Design, framework and participants This 2 × 2 factorial randomized clinical trial was conducted at 2 US sites (Washington University in St Louis and University of California in San Diego). A total of 585 older adults (aged 65-84) with subjective cognitive problems, but not dementia, were randomized (enrollment November 19, 2015 to January 23, 2019; final follow-up March 16, 2020).
Speeches Participants were randomized to undergo the following interventions: MBSR with a goal of 60 minutes of daily meditation (n=150); exercising with aerobic, strength, and functional components with a goal of at least 300 minutes per week (n=138); MBSR and exercise combined (n=144); or a health education control group (n = 153). The interventions lasted 18 months and consisted of group classes and home practice.

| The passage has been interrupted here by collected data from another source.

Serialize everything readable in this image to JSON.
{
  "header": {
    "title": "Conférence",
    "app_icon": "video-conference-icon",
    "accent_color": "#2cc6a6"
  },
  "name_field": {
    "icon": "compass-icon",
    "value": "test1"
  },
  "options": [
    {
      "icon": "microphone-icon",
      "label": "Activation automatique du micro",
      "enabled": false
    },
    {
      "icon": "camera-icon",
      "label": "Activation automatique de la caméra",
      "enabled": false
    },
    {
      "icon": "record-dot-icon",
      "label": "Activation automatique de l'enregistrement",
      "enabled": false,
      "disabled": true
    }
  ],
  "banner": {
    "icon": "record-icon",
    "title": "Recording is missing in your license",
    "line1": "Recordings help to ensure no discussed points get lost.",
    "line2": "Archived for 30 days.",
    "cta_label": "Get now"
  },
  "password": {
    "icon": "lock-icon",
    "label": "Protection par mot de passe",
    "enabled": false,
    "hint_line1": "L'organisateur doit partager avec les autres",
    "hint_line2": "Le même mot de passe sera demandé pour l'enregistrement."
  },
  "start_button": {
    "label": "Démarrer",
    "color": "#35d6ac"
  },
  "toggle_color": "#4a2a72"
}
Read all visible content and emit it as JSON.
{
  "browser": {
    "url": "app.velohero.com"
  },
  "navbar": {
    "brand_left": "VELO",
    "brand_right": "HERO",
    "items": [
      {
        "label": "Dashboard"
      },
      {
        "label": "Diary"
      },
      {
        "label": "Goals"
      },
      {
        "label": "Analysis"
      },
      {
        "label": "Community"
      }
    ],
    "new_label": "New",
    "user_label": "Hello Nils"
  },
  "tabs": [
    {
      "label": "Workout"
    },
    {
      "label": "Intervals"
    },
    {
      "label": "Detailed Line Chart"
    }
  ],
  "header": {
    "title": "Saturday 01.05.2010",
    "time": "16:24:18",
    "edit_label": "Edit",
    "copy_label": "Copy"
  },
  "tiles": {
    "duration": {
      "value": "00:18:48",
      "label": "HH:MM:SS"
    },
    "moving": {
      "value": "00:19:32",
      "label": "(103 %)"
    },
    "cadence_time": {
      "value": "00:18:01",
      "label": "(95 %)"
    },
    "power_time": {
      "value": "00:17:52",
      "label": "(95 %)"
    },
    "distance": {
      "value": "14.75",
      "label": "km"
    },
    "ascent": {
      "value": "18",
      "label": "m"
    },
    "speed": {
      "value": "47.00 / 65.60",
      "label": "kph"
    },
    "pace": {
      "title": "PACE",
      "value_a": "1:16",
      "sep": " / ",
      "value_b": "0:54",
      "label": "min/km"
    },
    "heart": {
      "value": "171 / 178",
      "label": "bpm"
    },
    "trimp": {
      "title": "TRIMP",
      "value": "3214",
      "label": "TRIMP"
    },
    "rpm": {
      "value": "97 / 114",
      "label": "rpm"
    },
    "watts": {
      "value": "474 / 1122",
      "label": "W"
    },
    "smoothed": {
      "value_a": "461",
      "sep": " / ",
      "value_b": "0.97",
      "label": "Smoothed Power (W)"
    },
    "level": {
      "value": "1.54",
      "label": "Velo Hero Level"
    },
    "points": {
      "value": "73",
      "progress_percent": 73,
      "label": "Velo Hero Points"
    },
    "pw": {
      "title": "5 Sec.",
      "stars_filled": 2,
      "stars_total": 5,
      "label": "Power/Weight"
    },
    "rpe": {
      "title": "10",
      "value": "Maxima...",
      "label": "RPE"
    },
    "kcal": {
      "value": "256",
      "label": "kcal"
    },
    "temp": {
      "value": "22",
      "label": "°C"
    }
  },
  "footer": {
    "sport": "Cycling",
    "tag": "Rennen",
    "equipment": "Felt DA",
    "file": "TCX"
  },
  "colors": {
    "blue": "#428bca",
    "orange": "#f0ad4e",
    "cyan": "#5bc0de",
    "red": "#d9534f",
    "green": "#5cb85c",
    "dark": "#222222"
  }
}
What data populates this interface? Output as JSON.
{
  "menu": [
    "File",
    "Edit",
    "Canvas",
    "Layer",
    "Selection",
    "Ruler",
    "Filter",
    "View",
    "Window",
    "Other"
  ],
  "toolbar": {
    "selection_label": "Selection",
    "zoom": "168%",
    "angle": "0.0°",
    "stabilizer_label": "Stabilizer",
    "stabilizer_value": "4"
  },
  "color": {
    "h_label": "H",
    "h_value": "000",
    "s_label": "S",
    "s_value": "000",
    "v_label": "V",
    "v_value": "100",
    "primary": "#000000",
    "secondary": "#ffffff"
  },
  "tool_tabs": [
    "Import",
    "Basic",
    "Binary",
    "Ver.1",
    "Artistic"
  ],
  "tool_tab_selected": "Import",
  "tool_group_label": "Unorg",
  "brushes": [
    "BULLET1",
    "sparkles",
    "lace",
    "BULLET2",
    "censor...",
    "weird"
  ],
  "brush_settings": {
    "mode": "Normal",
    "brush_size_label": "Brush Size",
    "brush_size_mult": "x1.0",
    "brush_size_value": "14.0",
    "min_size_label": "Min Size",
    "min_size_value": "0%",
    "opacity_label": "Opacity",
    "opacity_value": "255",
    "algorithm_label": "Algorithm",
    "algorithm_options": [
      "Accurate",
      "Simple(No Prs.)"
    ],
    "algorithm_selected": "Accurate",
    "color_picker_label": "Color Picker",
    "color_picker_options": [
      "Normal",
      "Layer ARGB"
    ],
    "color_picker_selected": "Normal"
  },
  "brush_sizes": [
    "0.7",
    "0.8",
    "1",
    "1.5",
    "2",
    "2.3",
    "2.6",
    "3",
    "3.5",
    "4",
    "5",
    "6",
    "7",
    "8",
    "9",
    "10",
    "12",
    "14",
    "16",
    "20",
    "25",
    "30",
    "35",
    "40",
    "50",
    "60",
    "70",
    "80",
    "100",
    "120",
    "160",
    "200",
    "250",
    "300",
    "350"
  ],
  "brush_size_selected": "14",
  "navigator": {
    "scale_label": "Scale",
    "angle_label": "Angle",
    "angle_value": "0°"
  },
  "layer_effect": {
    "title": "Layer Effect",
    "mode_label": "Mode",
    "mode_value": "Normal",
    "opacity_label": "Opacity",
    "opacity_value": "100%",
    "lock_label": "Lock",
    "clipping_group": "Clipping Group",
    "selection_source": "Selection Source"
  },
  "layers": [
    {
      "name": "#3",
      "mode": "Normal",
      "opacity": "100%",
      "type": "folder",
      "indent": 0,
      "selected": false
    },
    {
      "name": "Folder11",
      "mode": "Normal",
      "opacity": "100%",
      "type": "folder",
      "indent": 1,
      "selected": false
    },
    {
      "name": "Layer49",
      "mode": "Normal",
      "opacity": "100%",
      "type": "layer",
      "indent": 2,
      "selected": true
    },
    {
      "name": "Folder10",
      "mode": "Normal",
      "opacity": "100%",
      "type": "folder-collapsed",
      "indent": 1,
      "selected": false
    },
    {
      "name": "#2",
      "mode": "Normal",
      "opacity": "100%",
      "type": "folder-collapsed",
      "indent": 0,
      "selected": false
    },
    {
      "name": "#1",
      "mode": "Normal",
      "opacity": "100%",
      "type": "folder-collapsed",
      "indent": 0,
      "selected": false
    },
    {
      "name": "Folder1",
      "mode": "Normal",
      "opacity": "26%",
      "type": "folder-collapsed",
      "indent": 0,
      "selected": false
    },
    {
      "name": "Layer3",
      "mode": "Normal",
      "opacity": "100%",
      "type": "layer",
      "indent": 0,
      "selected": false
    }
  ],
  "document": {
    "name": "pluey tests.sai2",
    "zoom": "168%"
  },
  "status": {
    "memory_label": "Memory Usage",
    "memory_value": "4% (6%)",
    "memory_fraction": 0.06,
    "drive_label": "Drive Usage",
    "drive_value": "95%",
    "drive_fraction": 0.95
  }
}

Main results and measures The 2 primary outcomes were composites of episodic memory and executive function (normalized to a mean [SD] from 0 ; higher composite scores indicate better cognitive performance) from neuropsychological tests; the primary endpoint was 6 months and the secondary endpoint was 18 months. Five secondary outcomes were reported: hippocampal volume and dorsolateral prefrontal cortex thickness and area from structural magnetic resonance imaging and functional cognitive ability and self-reported cognitive problems.
Results Among 585 randomized participants (mean age, 71.5 years; 424 [72.5%] women), 568 (97.1%) completed 6 months in the trial and 475 (81.2%) completed 18 months. At 6 months, there was no significant effect of mindfulness training or exercise on episodic memory (MBSR vs no MBSR: 0.44 vs 0.48; mean difference, -0.04 point [95% CI, –0.15 to 0.07]; P= 0.50; exercise vs no exercise: 0.49 vs 0.42; difference, 0.07 [95% CI, –0.04 to 0.17]; P= 0.23) or executive function (MBSR vs no MBSR: 0.39 vs 0.31; mean difference, 0.08 point [95% CI, –0.02 to 0.19]; P= 0.12; exercise vs no exercise: 0.39 vs 0.32; difference, 0.07 [95% CI, –0.03 to 0.18]; P= 0.17) and there was no secondary 18-month endpoint intervention effect. There was no significant interaction between mindfulness training and exercise (P= .93 for memory and P= 0.29 for executive function) at 6 months. Of the 5 prespecified secondary outcomes, none showed significant improvement with either intervention compared to those who did not receive the intervention.
Conclusions and relevance In older adults with subjective cognitive problems, mindfulness training, exercise, or both did not lead to significant differences in improving episodic memory or executive function at 6 months. The results do not support the use of these interventions to improve cognition in older adults with subjective cognitive problems.